Abstract

Abstract Carbon/epoxy composites have been widely used in the aviation industry. However, the flammability of epoxy resins is of great concern within the industry. Currently, vacuum bag and autoclave forming processes are the most commonly used processes for composites. To compare the thermal and fire properties of carbon/epoxy laminate composites manufactured using these two forming processes, a comprehensive experimental investigation and theoretical analysis was carried out in this work. The glass transition temperatures and epoxy resin matrix content in composites were determined.

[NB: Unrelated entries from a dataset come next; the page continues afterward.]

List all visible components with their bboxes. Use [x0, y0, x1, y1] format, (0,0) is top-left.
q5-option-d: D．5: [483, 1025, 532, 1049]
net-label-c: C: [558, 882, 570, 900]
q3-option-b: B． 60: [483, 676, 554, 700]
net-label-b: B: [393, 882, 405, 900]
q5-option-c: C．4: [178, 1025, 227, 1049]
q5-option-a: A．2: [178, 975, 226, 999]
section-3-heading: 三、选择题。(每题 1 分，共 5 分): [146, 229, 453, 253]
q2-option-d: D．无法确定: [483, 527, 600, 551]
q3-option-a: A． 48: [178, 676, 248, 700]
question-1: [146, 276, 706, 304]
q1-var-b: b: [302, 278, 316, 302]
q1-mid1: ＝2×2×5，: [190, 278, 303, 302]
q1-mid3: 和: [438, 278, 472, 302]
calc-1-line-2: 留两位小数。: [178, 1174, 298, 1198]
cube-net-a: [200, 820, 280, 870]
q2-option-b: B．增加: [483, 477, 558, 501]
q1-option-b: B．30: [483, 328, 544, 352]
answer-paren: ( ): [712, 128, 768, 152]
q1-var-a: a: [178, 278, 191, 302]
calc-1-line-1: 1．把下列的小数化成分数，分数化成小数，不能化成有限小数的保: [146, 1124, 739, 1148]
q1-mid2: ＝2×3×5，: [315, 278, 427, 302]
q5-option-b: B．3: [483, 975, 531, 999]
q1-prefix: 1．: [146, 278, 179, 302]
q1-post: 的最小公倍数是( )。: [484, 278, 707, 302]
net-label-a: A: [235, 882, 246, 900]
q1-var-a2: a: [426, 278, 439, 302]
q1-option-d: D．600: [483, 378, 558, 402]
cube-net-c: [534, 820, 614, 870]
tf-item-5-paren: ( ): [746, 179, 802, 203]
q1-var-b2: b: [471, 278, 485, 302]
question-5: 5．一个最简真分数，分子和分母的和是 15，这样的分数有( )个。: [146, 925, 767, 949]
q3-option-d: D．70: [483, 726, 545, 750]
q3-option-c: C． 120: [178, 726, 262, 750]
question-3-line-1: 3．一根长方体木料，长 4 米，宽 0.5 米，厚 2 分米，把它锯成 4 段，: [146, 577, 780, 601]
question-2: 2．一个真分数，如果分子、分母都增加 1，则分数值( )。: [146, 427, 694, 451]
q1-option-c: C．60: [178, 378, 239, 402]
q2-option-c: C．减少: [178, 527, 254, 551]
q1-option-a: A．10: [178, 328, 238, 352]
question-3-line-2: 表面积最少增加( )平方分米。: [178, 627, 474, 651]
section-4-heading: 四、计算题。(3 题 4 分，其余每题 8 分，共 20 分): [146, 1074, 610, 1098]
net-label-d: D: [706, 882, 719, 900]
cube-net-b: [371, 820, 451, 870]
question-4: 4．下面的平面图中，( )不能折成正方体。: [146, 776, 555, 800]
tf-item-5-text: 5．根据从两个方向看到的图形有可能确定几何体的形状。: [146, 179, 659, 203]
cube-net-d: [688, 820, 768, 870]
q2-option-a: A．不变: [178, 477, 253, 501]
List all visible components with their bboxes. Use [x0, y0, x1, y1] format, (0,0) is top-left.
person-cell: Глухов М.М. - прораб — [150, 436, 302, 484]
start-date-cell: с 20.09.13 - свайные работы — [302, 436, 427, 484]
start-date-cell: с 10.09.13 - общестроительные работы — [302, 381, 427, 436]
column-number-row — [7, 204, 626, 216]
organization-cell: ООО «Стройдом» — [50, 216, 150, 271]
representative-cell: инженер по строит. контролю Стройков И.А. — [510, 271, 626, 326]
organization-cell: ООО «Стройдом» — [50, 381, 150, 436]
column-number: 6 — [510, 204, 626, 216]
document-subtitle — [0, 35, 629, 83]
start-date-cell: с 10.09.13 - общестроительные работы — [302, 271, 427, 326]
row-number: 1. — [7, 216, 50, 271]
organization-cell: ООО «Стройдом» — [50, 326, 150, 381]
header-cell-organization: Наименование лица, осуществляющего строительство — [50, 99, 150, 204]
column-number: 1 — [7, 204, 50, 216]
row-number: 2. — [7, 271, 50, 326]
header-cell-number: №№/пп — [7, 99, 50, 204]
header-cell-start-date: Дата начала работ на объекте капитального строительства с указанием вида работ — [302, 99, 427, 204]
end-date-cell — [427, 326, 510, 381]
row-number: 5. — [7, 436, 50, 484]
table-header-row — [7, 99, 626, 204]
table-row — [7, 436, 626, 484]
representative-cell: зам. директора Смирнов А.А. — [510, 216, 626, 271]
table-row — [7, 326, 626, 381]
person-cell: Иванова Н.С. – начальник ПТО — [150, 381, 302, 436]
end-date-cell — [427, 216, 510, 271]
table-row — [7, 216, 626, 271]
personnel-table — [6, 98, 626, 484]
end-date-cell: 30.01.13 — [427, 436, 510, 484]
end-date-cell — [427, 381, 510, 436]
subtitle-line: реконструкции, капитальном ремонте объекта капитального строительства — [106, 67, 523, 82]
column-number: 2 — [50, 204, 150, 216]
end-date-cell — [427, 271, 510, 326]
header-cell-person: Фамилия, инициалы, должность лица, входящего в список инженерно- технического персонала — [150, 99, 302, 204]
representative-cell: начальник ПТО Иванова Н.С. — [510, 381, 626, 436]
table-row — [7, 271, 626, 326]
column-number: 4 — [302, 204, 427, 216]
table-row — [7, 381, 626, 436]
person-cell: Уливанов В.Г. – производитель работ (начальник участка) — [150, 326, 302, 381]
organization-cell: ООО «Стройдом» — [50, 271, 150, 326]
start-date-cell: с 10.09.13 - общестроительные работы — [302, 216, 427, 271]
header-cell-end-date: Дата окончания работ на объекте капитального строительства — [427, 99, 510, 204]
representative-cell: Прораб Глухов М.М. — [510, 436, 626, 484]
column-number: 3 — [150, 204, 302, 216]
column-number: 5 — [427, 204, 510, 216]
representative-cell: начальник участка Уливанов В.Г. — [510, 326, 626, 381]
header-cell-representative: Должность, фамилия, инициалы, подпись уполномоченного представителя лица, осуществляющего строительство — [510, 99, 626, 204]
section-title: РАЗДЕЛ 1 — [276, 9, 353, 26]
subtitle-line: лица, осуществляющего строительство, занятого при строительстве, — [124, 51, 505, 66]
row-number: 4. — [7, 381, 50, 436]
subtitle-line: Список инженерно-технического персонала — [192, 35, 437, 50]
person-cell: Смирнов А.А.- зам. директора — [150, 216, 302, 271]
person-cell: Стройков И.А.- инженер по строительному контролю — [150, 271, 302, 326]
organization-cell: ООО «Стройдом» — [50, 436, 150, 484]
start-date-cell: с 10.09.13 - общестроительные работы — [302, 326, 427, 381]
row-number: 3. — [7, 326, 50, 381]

Several thermal and fire properties were quantitatively evaluated, including onset decomposition temperature, time to ignition, mass loss rate (MLR), and heat release rate (HR). The morphologies of specimens before combustion were also observed. For vacuum bag (VB)‐C/ELC and A‐C/ELC, the critical heat flux (14.48 and 20.56 kW m −2 ), thermal response parameter (165.56 and 204.49 kW s 1/2 m −2 ), heat of gasification (9.13 and 20.10 MJ kg −1 ), and theoretical heat of combustion (33.27 and 43.82 MJ kg −1 ) were calculated and compared using the thermal behavior model, MLR model, and heat release rate model, respectively. It has been found that the forming process can significantly affect the fire properties of carbon/epoxy laminate composites. More specifically, the carbon/epoxy laminate composites formed using autoclave forming processes have more combustion resistance and thus have improved fire properties.